Four San Jose police officers were placed on administrative leave amid an investigation by a private Facebook group where racist and intolerant comments were shared between current and retired police officers.

A spokeswoman for the San Jose Police Department confirmed Saturday that the agency was conducting an administrative investigation into the comments and that the department was seeking help from the FBI.

While I have no control over what former employees post online, I can express my outrage after hearing about these comments online. Any current employee involved in intolerant online activities will be promptly investigated and will be held accountable to the fullest extent possible, “said San Jose Police Chief Eddie Garcia in a statement.” We have no place for this. “

Private Facebook group 10-7ODSJ caught public attention this week in an article published on Medium. The author, an anonymous person identified as the partner of someone who works for a Bay Area police department, wrote that some current and retired San José police officers were posting racist and intolerant comments to the secret group.

The article said a current San Jose police officer wrote, “Black lives don’t really matter,” in a public comment on Facebook. In the private group, the same officer joined an argument about a Muslim woman who sued the Ventura County Sheriff’s Department for forcing her to remove her scarf in police custody.

“Hell, he would have had it in his face,” the officer said in his comment, according to the Medium article.

Another person raised the idea of ​​wearing headscarves as ropes, according to the Medium article.

San Jose Dist. Atty Jeff Rosen said in a statement that his office’s Convictions Integrity Unit would conduct a “comprehensive review” of all cases in which current and retired officers had a role.

“What I just read made me sick and sick for our entire community. No one who expresses this kind of nasty and racist comment should wear a badge, “Rosen said in the statement. “Anyone who writes this type of garbage has no role in our criminal justice system.”

Paul Kelley, president of the San José Police Officers Association, the union that represents base officers, told San Jose Mercury News that the union would not provide legal or financial support if any officers were accused of misconduct in connection to the Facebook page. He told the newspaper that there was “zero space in our department or our profession for racists, fans, or those who empower them.”

The online group’s discovery coincided with the writing of racial justice activist and police critic Shaun King about a different private Facebook group where he said that former members of the local police appeared to be discussing a plot to kill him.

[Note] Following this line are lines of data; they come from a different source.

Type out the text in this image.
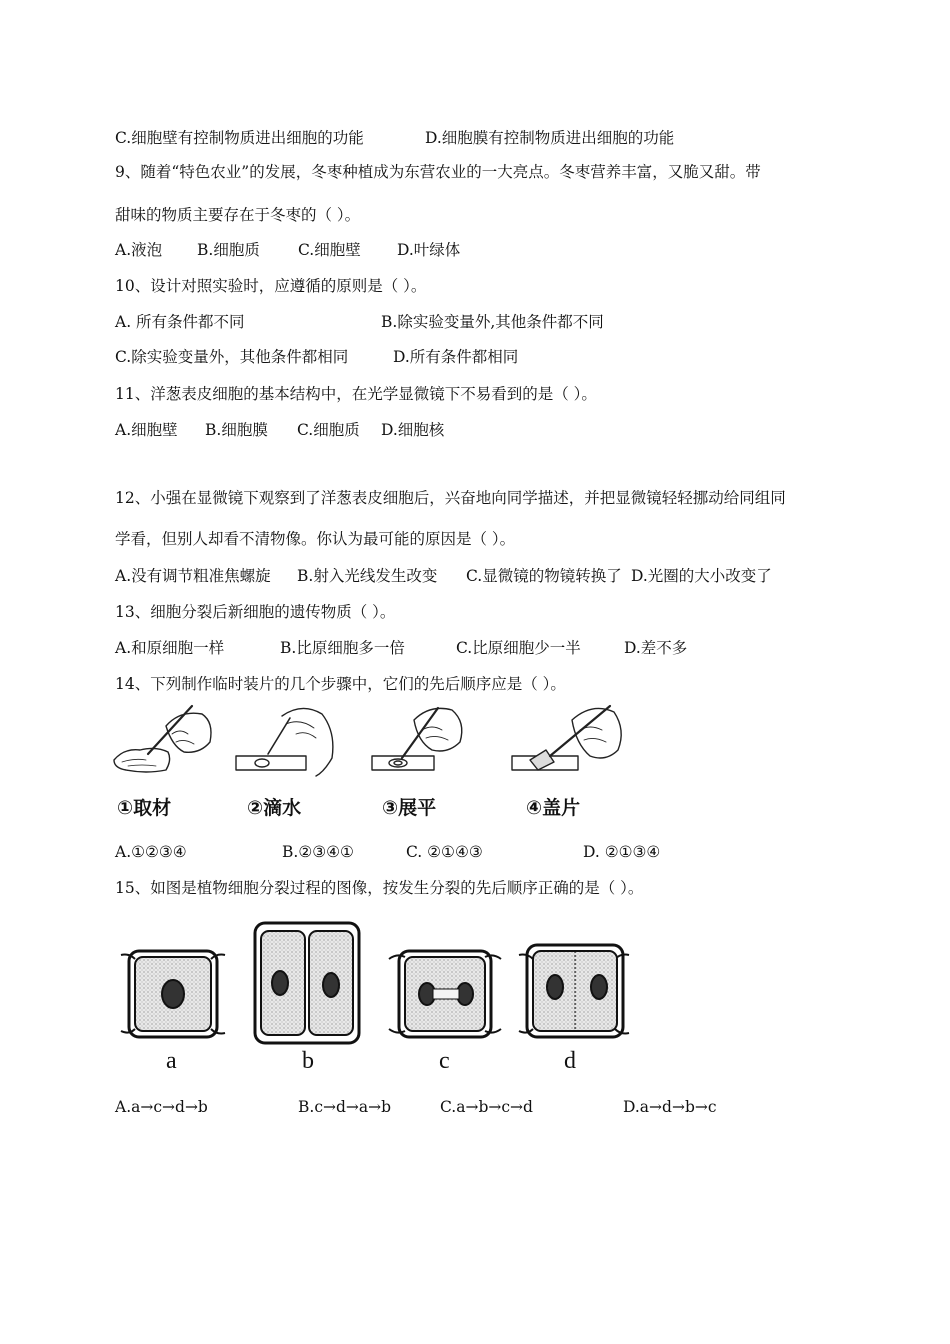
C.细胞壁有控制物质进出细胞的功能	D.细胞膜有控制物质进出细胞的功能
9、随着“特色农业”的发展，冬枣种植成为东营农业的一大亮点。冬枣营养丰富，又脆又甜。带
甜味的物质主要存在于冬枣的（ ）。
A.液泡 B.细胞质 C.细胞壁 D.叶绿体
10、设计对照实验时，应遵循的原则是（ ）。
A. 所有条件都不同	B.除实验变量外,其他条件都不同
C.除实验变量外，其他条件都相同	D.所有条件都相同
11、洋葱表皮细胞的基本结构中，在光学显微镜下不易看到的是（ ）。
A.细胞壁 B.细胞膜 C.细胞质 D.细胞核
12、小强在显微镜下观察到了洋葱表皮细胞后，兴奋地向同学描述，并把显微镜轻轻挪动给同组同
学看，但别人却看不清物像。你认为最可能的原因是（ ）。
A.没有调节粗准焦螺旋 B.射入光线发生改变 C.显微镜的物镜转换了 D.光圈的大小改变了
13、细胞分裂后新细胞的遗传物质（ ）。
A.和原细胞一样	B.比原细胞多一倍	C.比原细胞少一半	D.差不多
14、下列制作临时装片的几个步骤中，它们的先后顺序应是（ ）。
①取材	②滴水	③展平	④盖片
A.①②③④	B.②③④①	C. ②①④③	D. ②①③④
15、如图是植物细胞分裂过程的图像，按发生分裂的先后顺序正确的是（ ）。
a	b	c	d
A.a→c→d→b	B.c→d→a→b	C.a→b→c→d	D.a→d→b→c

King, 40, included screenshots and snippets of conversations, also on Medium, a tactic he took because he said he didn’t know where to report the incident and because he said he had little faith in law enforcement.

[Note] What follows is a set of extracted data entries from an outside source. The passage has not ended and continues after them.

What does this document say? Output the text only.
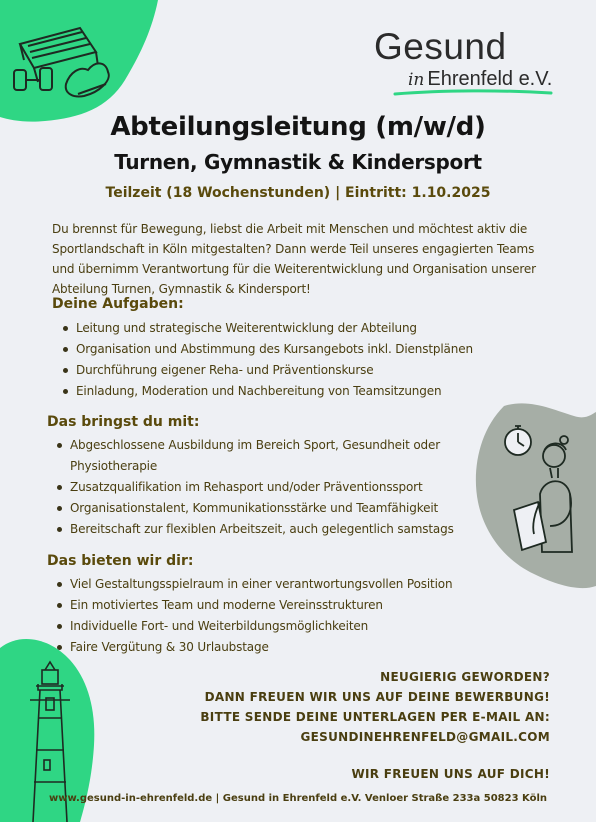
Gesund
in Ehrenfeld e.V.
Abteilungsleitung (m/w/d)
Turnen, Gymnastik & Kindersport

Teilzeit (18 Wochenstunden) | Eintritt: 1.10.2025

Du brennst für Bewegung, liebst die Arbeit mit Menschen und möchtest aktiv die Sportlandschaft in Köln mitgestalten? Dann werde Teil unseres engagierten Teams und übernimm Verantwortung für die Weiterentwicklung und Organisation unserer Abteilung Turnen, Gymnastik & Kindersport!

Deine Aufgaben:

Leitung und strategische Weiterentwicklung der Abteilung
Organisation und Abstimmung des Kursangebots inkl. Dienstplänen
Durchführung eigener Reha- und Präventionskurse
Einladung, Moderation und Nachbereitung von Teamsitzungen

Das bringst du mit:

Abgeschlossene Ausbildung im Bereich Sport, Gesundheit oder Physiotherapie
Zusatzqualifikation im Rehasport und/oder Präventionssport
Organisationstalent, Kommunikationsstärke und Teamfähigkeit
Bereitschaft zur flexiblen Arbeitszeit, auch gelegentlich samstags

Das bieten wir dir:

Viel Gestaltungsspielraum in einer verantwortungsvollen Position
Ein motiviertes Team und moderne Vereinsstrukturen
Individuelle Fort- und Weiterbildungsmöglichkeiten
Faire Vergütung & 30 Urlaubstage

NEUGIERIG GEWORDEN?

DANN FREUEN WIR UNS AUF DEINE BEWERBUNG!

BITTE SENDE DEINE UNTERLAGEN PER E-MAIL AN:

GESUNDINEHRENFELD@GMAIL.COM

WIR FREUEN UNS AUF DICH!

www.gesund-in-ehrenfeld.de | Gesund in Ehrenfeld e.V. Venloer Straße 233a 50823 Köln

Three of those named in King’s article were former Long Beach police officers. On Friday night, one of those former officers accidentally fired a pistol at a service station on Bellflower Boulevard, according to a Long Beach police statement. The former officer was taken to the hospital after being shot “in the lower limb” and the police reserved the gun for evidence and was conducting a further investigation into the incident.

Authorities said the “accidental discharge” of the gun was not believed to be related to the alleged threats against King.

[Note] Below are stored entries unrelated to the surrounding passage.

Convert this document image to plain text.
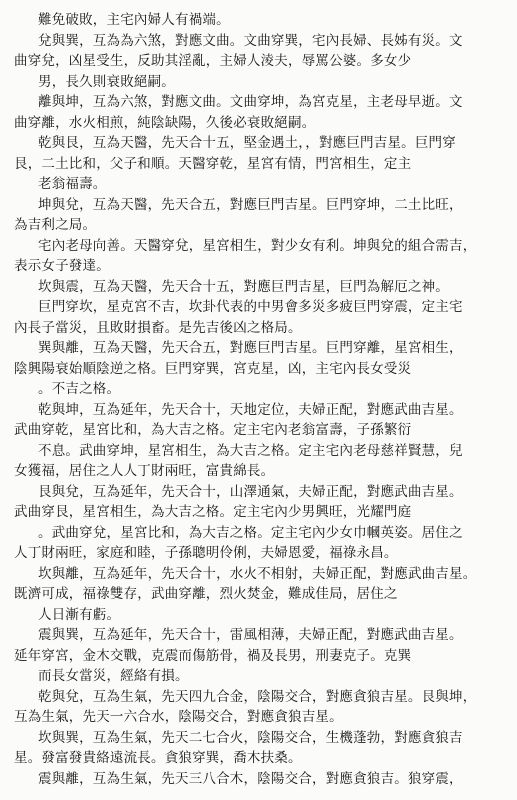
難免破敗，主宅內婦人有禍端。
兌與巽，互為為六煞，對應文曲。文曲穿巽，宅內長婦、長姊有災。文
曲穿兌，凶星受生，反助其淫亂，主婦人淩夫，辱罵公婆。多女少
男，長久則衰敗絕嗣。
離與坤，互為六煞，對應文曲。文曲穿坤，為宮克星，主老母早逝。文
曲穿離，水火相煎，純陰缺陽，久後必衰敗絕嗣。
乾與艮，互為天醫，先天合十五，堅金遇土，，對應巨門吉星。巨門穿
艮，二土比和，父子和順。天醫穿乾，星宮有情，門宮相生，定主
老翁福壽。
坤與兌，互為天醫，先天合五，對應巨門吉星。巨門穿坤，二土比旺，
為吉利之局。
宅內老母向善。天醫穿兌，星宮相生，對少女有利。坤與兌的組合需吉，
表示女子發達。
坎與震，互為天醫，先天合十五，對應巨門吉星，巨門為解厄之神。
巨門穿坎，星克宮不吉，坎卦代表的中男會多災多疲巨門穿震，定主宅
內長子當災，且敗財損畜。是先吉後凶之格局。
巽與離，互為天醫，先天合五，對應巨門吉星。巨門穿離，星宮相生，
陰興陽衰始順陰逆之格。巨門穿巽，宮克星，凶，主宅內長女受災
。不吉之格。
乾與坤，互為延年，先天合十，天地定位，夫婦正配，對應武曲吉星。
武曲穿乾，星宮比和，為大吉之格。定主宅內老翁富壽，子孫繁衍
不息。武曲穿坤，星宮相生，為大吉之格。定主宅內老母慈祥賢慧，兒
女獲福，居住之人人丁財兩旺，富貴綿長。
艮與兌，互為延年，先天合十，山澤通氣，夫婦正配，對應武曲吉星。
武曲穿艮，星宮相生，為大吉之格。定主宅內少男興旺，光耀門庭
。武曲穿兌，星宮比和，為大吉之格。定主宅內少女巾幗英姿。居住之
人丁財兩旺，家庭和睦，子孫聰明伶俐，夫婦恩愛，福祿永昌。
坎與離，互為延年，先天合十，水火不相射，夫婦正配，對應武曲吉星。
既濟可成，福祿雙存，武曲穿離，烈火焚金，難成佳局，居住之
人日漸有虧。
震與巽，互為延年，先天合十，雷風相薄，夫婦正配，對應武曲吉星。
延年穿宮，金木交戰，克震而傷筋骨，禍及長男，刑妻克子。克巽
而長女當災，經絡有損。
乾與兌，互為生氣，先天四九合金，陰陽交合，對應貪狼吉星。艮與坤，
互為生氣，先天一六合水，陰陽交合，對應貪狼吉星。
坎與巽，互為生氣，先天二七合火，陰陽交合，生機蓬勃，對應貪狼吉
星。發富發貴絡遠流長。貪狼穿巽，喬木扶桑。
震與離，互為生氣，先天三八合木，陰陽交合，對應貪狼吉。狼穿震，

Eddie Garcia, the head of the San Jose police department, said he had previously disciplined and fired employees for “offline service activity that goes against our standards of conduct.”

In 2015, San Jose officials fired a police officer complaining about Black Lives Matter and protesters in Ferguson, Missouri, in social media posts.

Phil White’s tweets included: “Threatening me or my family and I will use my right and the duty of God given and the law to kill you. #CopsLivesMatter “White also wrote,” By the way, if someone feels like they can’t breathe or their lives are important, I’ll be out of the theater tonight, off duty, with my gun. “

The “can’t breathe” in White’s tweet referred to the last words of Eric Garner, a black man, after he was knocked to the ground by a New York police officer in 2014. After Garner’s death, the protesters chanted, “I can’t breathe.”

An independent arbitrator reinstated White in 2016, and was assigned to administrative duties and to help introduce the department’s body-worn cameras. At the time, then-acting Police Chief Eddie Garcia said his agency and the city disagreed with the referee’s decision, but would comply with White’s reinstatement to the department.

Times staff writer Andrew Campa contributed to this report.